Pourrait-on avoir fait tout ça sans les J.O. ? Théoriquement parlant, oui. Mais dans le cas de Rio de Janeiro, il s’agissait majoritairement de projets qui étaient bloqués depuis 40 ans et qui ont pu être réalisés en 8. Les J.O. attirent l’attention du monde entier et cela devient un prétexte pour attirer des investissements. La ville hôte passe au premier plan au niveau mondial et arrive à réaliser des choses qui prendraient beaucoup plus de temps dans des conditions normales.
Je ne connais aucune ville ayant dit « on ne va pas faire les J.O., mais on utilisera le budget qu’on allait investir dans les J.O. pour améliorer les écoles et les hôpitaux ». Si les villes décident de ne pas accueillir les J.O. – elles en ont tout à fait le droit -, le budget pour améliorer les choses n’est pas approuvé et tout continue pareil.

Il y a une phrase qu’on attribue à Juan Antonio Samaranch, ancien président du Comité Olympique International, qui résume bien ce que je dis « Il y a des J.O. qui profitent d’une ville pour avoir lieu.
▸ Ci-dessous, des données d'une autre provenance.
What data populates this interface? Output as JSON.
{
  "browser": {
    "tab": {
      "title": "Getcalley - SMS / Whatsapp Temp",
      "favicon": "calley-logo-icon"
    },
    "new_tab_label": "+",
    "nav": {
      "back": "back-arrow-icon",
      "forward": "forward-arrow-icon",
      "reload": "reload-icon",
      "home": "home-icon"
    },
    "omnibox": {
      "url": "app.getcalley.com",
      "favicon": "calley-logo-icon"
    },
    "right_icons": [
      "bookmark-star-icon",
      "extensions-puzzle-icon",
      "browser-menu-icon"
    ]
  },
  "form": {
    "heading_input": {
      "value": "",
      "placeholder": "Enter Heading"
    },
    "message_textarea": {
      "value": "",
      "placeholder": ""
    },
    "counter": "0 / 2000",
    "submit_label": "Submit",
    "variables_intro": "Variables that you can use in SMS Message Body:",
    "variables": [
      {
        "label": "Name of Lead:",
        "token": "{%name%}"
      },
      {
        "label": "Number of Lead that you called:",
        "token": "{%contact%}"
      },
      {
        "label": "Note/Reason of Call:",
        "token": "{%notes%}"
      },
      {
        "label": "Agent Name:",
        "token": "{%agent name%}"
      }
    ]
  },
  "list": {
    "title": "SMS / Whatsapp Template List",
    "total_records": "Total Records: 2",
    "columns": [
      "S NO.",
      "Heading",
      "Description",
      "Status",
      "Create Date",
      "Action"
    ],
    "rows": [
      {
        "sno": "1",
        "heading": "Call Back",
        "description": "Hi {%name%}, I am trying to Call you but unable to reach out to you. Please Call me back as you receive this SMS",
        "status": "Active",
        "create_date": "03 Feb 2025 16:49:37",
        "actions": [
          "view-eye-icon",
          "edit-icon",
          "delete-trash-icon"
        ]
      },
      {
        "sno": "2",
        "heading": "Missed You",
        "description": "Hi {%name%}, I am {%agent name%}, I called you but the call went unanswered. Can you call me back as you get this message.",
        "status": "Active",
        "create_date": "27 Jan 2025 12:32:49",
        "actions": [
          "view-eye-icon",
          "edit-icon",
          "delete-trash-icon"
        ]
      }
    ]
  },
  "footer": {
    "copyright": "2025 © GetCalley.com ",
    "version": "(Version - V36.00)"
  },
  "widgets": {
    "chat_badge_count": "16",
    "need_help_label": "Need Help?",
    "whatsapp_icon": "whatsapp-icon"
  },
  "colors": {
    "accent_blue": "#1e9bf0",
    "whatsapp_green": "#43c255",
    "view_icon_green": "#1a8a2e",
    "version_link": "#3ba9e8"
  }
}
Il y a des villes qui profitent des J.O. pour se réaliser ».

Il faut se focaliser sur la deuxième partie et essayer que des fonds publics soient investis pour réaliser des changements positifs de long terme pour la population, et pas sur choses spécifiques des J. O. Dans le cas contraire, il s’agirait d’un grand gaspillage. Pour tout ce qui est spécifique au déroulement des J.O., il faut essayer de trouver des fonds privés pour y parvenir. Le Comité Rio 2016, où j’ai travaillé, était responsable de l’exécution des compétitions sportives, donc nous ne nous sommes appuyés que sur des fonds privés.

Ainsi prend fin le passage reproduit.